Tarus Balog

Authored Comments

I do want to point out that it is very easy to tinker with a Mac, and possible with an iPhone (would the certificate hoops one has to jump through to develop on the iPhone count as tinkering?).

The attraction for me is that I don't *have* to.

I love open source and I have spent much of the last ten years making a living by promoting open source software. But my company uses Macs exclusively for desktops and I recently bought an iPhone 3GS that I'm very happy with.

The reason we use Apple products is that they combines the best of Linux with the convenience of Windows. I don't have time to tinker with cups to get a printer to work, and then find that I can't easily use all of its features. It is much easier just to download the OS X driver from the vendor website. But its BSD base allows me to run tons of open source software, and we have an employee at my company that is an admin for the fink project which ports GNU/Linux software to Darwin (and we encourage him to use company time to help maintain it).
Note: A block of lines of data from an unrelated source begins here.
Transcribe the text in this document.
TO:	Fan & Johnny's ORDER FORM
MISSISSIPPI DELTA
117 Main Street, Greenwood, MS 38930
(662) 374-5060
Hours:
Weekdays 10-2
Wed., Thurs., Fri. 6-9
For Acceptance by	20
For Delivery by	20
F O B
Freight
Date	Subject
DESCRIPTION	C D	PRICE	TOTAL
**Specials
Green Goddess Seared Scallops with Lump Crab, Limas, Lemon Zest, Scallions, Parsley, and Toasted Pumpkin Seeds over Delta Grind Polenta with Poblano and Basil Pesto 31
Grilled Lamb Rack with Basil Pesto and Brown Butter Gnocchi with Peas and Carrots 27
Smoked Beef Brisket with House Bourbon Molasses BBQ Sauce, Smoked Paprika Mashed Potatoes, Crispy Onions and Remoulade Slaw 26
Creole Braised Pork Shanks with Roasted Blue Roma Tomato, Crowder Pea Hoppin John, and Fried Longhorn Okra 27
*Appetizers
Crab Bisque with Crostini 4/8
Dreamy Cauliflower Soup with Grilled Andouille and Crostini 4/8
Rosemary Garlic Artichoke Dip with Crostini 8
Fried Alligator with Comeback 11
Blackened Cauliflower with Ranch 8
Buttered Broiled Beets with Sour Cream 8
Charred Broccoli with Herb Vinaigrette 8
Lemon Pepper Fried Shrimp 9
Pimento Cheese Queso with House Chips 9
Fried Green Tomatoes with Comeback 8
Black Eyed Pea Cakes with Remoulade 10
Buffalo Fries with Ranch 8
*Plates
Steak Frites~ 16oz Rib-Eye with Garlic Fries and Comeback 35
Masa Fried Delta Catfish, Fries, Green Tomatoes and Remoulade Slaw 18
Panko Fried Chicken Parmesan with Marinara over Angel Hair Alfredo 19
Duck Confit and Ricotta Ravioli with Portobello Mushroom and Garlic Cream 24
But I have no desire to own an iPad. I hate the development experience on the iPhone (I spend more time sorting our certs than I do messing with code). But then again, my dealings with Android haven't been much better. I can't even see what apps are available in the Android marketplace, outside of the top 25 paid and free, without owning a handset. Kinda makes the buying decision difficult.

But the fact is that the user experience on desktop Linux is lacking - and not due to the software. There is a place for a company to impose a Jobs-like focus on usability to say, the Gnome desktop (perhaps it is Canonical) but at the moment there really isn't a business reason to do so. Until that happens I don't see a Linux desktop being able to compete with what Apple offers.